I have been studying HBV replication in 1991. HBV replicates by “reverse transcription”, where an RNA copy of the viral genome is made and then copied back into DNA, which in turn supports production of new RNA. Almost all of my work has been with the HBV polymerase protein. The polymerase is the only enzyme (a protein that causes chemical reactions happen) that HBV makes. It can do two things—make new viral DNA, and destroy the viral RNA after it has been copied into RNA so that DNA synthesis can finish. Stopping either of those functions stops viral replication. That was done a long time ago for the DNA synthesis activity, resulting in the dominant drugs against HBV such as Entecavir and Tenofovir. Most of my lab’s current focus is on the activity that destroys the viral RNA, called the “RNase H”.
We are conducting two projects with the RNase H: Basic science to understand how it works, and drug discovery to develop inhibitors that may eventually become drugs to treat people. We are also trying to understand how the shape of the full polymerase protein affects its functions. The basic science and drug discovery efforts are mutually supportive, with the more we learn in one project helping us to move faster on the other.
The basic science studies with the RNase H involve making the enzyme by itself (a “recombinant enzyme”) so we can purify it and figure out how it works. This is really, hard, and it took me 19 years of trying before I finally made active RNase H. We still only get usable enzyme only about 10% of the times we try to make it. Despite this, we’ve learned the types of DNAs or RNAs it can work on, that the enzyme can both cut at the end and in the middle of an RNA strand, what conditions (pH, salt, etc.) it likes to use, and how some inhibitors we discovered inhibit the RNaseH.

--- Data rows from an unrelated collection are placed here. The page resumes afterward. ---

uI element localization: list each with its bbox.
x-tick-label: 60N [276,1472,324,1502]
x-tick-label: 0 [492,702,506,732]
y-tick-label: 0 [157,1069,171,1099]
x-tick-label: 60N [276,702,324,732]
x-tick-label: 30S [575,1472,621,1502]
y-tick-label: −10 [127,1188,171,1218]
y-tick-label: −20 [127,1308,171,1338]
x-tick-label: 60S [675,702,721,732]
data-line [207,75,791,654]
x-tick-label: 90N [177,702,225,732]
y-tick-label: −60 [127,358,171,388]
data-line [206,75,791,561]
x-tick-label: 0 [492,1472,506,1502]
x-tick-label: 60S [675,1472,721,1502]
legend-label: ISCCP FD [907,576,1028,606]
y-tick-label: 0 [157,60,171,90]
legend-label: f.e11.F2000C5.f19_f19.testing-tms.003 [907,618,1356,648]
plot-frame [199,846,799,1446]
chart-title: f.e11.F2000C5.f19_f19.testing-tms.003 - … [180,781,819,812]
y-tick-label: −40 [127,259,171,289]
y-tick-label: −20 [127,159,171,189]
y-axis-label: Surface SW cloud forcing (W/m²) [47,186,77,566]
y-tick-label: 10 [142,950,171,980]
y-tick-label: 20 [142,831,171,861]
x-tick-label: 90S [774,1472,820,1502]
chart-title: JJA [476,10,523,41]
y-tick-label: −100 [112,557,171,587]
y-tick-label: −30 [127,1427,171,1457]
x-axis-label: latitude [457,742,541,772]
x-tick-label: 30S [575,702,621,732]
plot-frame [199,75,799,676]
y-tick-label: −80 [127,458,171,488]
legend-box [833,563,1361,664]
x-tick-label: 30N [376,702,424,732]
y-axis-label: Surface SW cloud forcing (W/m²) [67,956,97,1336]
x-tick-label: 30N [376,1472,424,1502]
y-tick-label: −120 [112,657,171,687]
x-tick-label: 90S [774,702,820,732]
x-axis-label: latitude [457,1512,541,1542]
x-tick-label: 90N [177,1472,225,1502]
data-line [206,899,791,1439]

Our drug discovery efforts against the RNase H have yielded >300 compounds that can block HBV replication. The best of them are in 3 different chemical families, and their activity is better than the approved HBV drug Lamivudine. We are currently working with chemists around the world to make the inhibitors even better and to convert the inhibitors into drugs. This is because the current compounds are not safe enough to use in people, and we have to build “drug like properties” into them. Other highlights of this project are that we found that HBV’s high variability (ie, genotypes etc) is unlikely to cause problems for RNase H drugs, that RNase H drugs and nucleoside analogs (ie, Lamivudine, and by extension Entecavir, Tenofovir…) are “synergistic”, meaning that using them together makes both of them work better than they do by themselves (similar to 1 +1 = 3), and that they can inhibit HBV replication in a mouse model.

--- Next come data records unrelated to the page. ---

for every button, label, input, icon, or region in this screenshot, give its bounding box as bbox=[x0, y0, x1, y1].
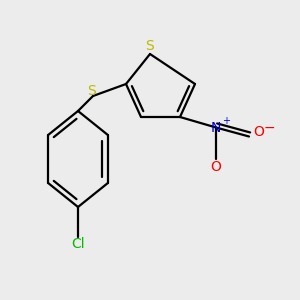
Text: N: N bbox=[211, 121, 221, 134]
Text: +: + bbox=[223, 116, 230, 126]
Text: O: O bbox=[211, 160, 221, 173]
Text: −: − bbox=[264, 121, 275, 135]
Text: O: O bbox=[253, 125, 264, 139]
Text: S: S bbox=[146, 40, 154, 53]
Text: Cl: Cl bbox=[71, 238, 85, 251]
Text: S: S bbox=[87, 85, 96, 98]
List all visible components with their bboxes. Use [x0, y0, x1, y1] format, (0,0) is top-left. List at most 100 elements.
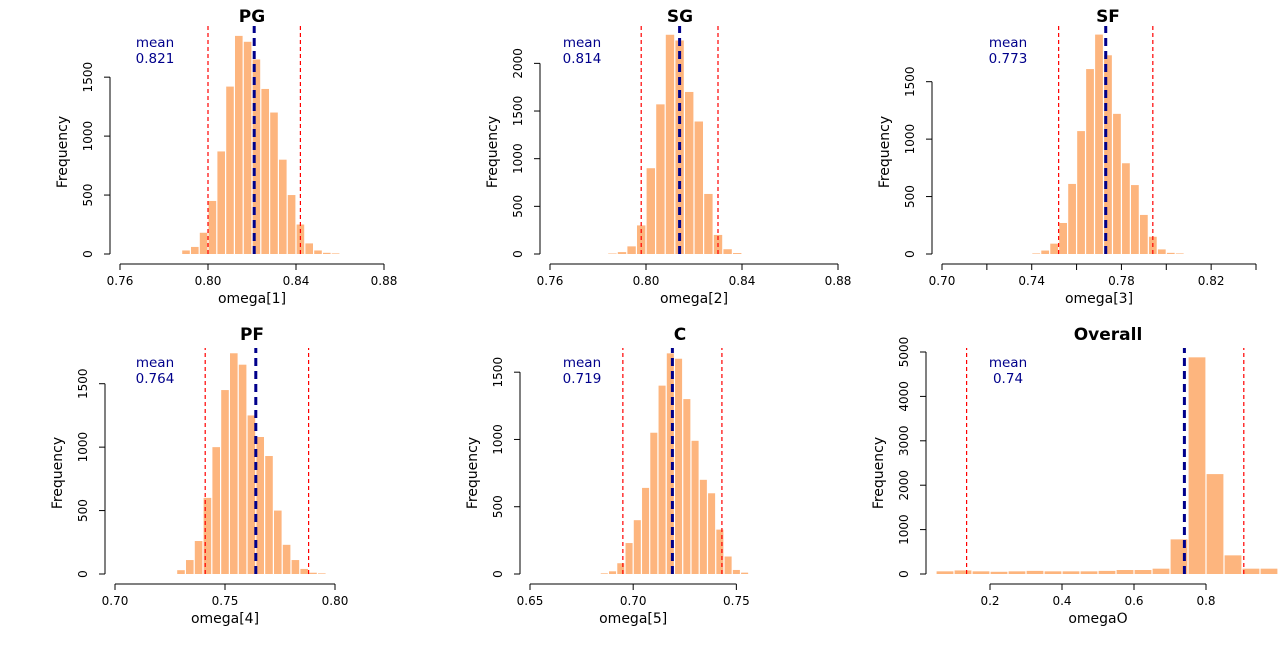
chart-3-bar — [1167, 253, 1175, 254]
chart-4-x-tick-label: 0.80 — [322, 594, 349, 608]
chart-4-y-axis-label: Frequency — [50, 437, 66, 509]
chart-5-bar — [659, 386, 666, 574]
chart-4-x-axis-label: omega[4] — [191, 611, 259, 627]
chart-6-y-tick-label: 5000 — [897, 337, 911, 368]
chart-4-bar — [248, 415, 256, 574]
chart-5-y-axis-label: Frequency — [465, 437, 481, 509]
chart-6-bar — [1117, 570, 1134, 574]
chart-5-bar — [675, 359, 682, 574]
chart-1-y-tick-label: 0 — [81, 250, 95, 258]
chart-1-x-tick-label: 0.84 — [283, 274, 310, 288]
chart-2-bar — [656, 104, 664, 254]
chart-6-y-tick-label: 4000 — [897, 381, 911, 412]
chart-1-title: PG — [239, 7, 265, 27]
chart-6-bar — [1207, 474, 1224, 574]
chart-3-y-tick-label: 0 — [903, 250, 917, 258]
chart-6-bar — [1009, 571, 1026, 574]
chart-2-x-tick-label: 0.76 — [537, 274, 564, 288]
chart-5-x-tick-label: 0.70 — [620, 594, 647, 608]
chart-1-bar — [182, 250, 190, 254]
chart-5-bar — [642, 488, 649, 574]
chart-3-x-tick-label: 0.82 — [1198, 274, 1225, 288]
chart-3-mean-label: mean — [989, 35, 1027, 51]
chart-3-bar — [1041, 251, 1049, 254]
chart-1-bar — [226, 87, 234, 254]
chart-2-bar — [733, 253, 741, 254]
chart-5-x-tick-label: 0.65 — [517, 594, 544, 608]
chart-2-bar — [695, 122, 703, 254]
chart-1-bar — [217, 151, 225, 254]
chart-1-x-tick-label: 0.80 — [195, 274, 222, 288]
chart-6-x-tick-label: 0.6 — [1124, 594, 1143, 608]
chart-3-bar — [1095, 35, 1103, 254]
chart-1-y-tick-label: 500 — [81, 184, 95, 207]
chart-4-y-tick-label: 1500 — [76, 368, 90, 399]
chart-5-y-tick-label: 0 — [491, 570, 505, 578]
chart-3-x-axis-label: omega[3] — [1065, 291, 1133, 307]
chart-2-mean-value: 0.814 — [563, 51, 602, 67]
chart-2-bar — [627, 246, 635, 254]
chart-5-bar — [733, 570, 740, 574]
chart-5-bar — [626, 543, 633, 574]
chart-1-x-tick-label: 0.76 — [107, 274, 134, 288]
chart-2-y-tick-label: 1000 — [511, 143, 525, 174]
chart-2-bar — [685, 92, 693, 254]
chart-4-bar — [212, 447, 220, 574]
chart-3-bar — [1113, 114, 1121, 254]
chart-4-bar — [177, 570, 185, 574]
chart-2-x-tick-label: 0.84 — [729, 274, 756, 288]
chart-3-y-tick-label: 500 — [903, 185, 917, 208]
chart-1-bar — [191, 247, 199, 254]
chart-1-y-axis-label: Frequency — [55, 116, 71, 188]
chart-4-bar — [292, 560, 300, 574]
chart-4-x-tick-label: 0.70 — [102, 594, 129, 608]
chart-5-bar — [650, 433, 657, 574]
chart-2-y-tick-label: 2000 — [511, 48, 525, 79]
chart-2-bar — [723, 249, 731, 254]
chart-6-mean-value: 0.74 — [993, 371, 1023, 387]
chart-2-x-tick-label: 0.88 — [825, 274, 852, 288]
chart-6-bar — [955, 570, 972, 574]
chart-6-x-tick-label: 0.2 — [980, 594, 999, 608]
chart-6-bar — [1027, 571, 1044, 574]
chart-1-bar — [279, 160, 287, 254]
chart-6-bar — [1045, 571, 1062, 574]
chart-4-bar — [309, 573, 317, 574]
chart-4-bar — [318, 573, 326, 574]
chart-5-x-axis-label: omega[5] — [599, 611, 667, 627]
chart-3-mean-value: 0.773 — [989, 51, 1028, 67]
chart-6-x-tick-label: 0.4 — [1052, 594, 1071, 608]
chart-1-y-tick-label: 1500 — [81, 62, 95, 93]
chart-5-bar — [700, 480, 707, 574]
chart-2-bar — [704, 194, 712, 254]
chart-4-mean-label: mean — [136, 355, 174, 371]
chart-1-bar — [288, 195, 296, 254]
chart-3-bar — [1140, 215, 1148, 254]
chart-5-bar — [601, 573, 608, 574]
chart-4-bar — [256, 437, 264, 574]
chart-6-y-tick-label: 2000 — [897, 470, 911, 501]
chart-4-bar — [186, 560, 194, 574]
chart-6-mean-label: mean — [989, 355, 1027, 371]
chart-5-title: C — [674, 325, 686, 345]
chart-2-x-tick-label: 0.80 — [633, 274, 660, 288]
chart-4-bar — [265, 456, 273, 574]
chart-2-mean-label: mean — [563, 35, 601, 51]
chart-1-bar — [235, 36, 243, 254]
chart-4-bar — [283, 545, 291, 574]
chart-6-bar — [937, 571, 954, 574]
chart-6-bar — [1261, 569, 1278, 574]
chart-4-bar — [221, 390, 229, 574]
chart-1-mean-label: mean — [136, 35, 174, 51]
chart-1-bar — [244, 42, 252, 254]
chart-6-bar — [1243, 569, 1260, 574]
chart-3-bar — [1176, 253, 1184, 254]
chart-4-bar — [300, 569, 308, 574]
chart-2-bar — [666, 35, 674, 254]
chart-2-bar — [618, 252, 626, 254]
chart-3-bar — [1050, 244, 1058, 254]
chart-6-y-tick-label: 0 — [897, 570, 911, 578]
chart-1-bar — [314, 250, 322, 254]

Finally, we are really excited about our recent identification of the overall 3-dimensional structure of the HBV polymerase protein. People have been trying for > 30 years to figure out its shape because the shape can tell you a lot about how it works. The structure is at Predicted structure of the hepatitis B virus polymerase reveals an ancient conserved protein fold | bioRxiv. This structure is not as good as some types of protein structures, but we have demonstrated that the overall shape is right and that it can be used to help advance drug discovery. We are already starting new basic science and drug discovery projects using the structure to guide us.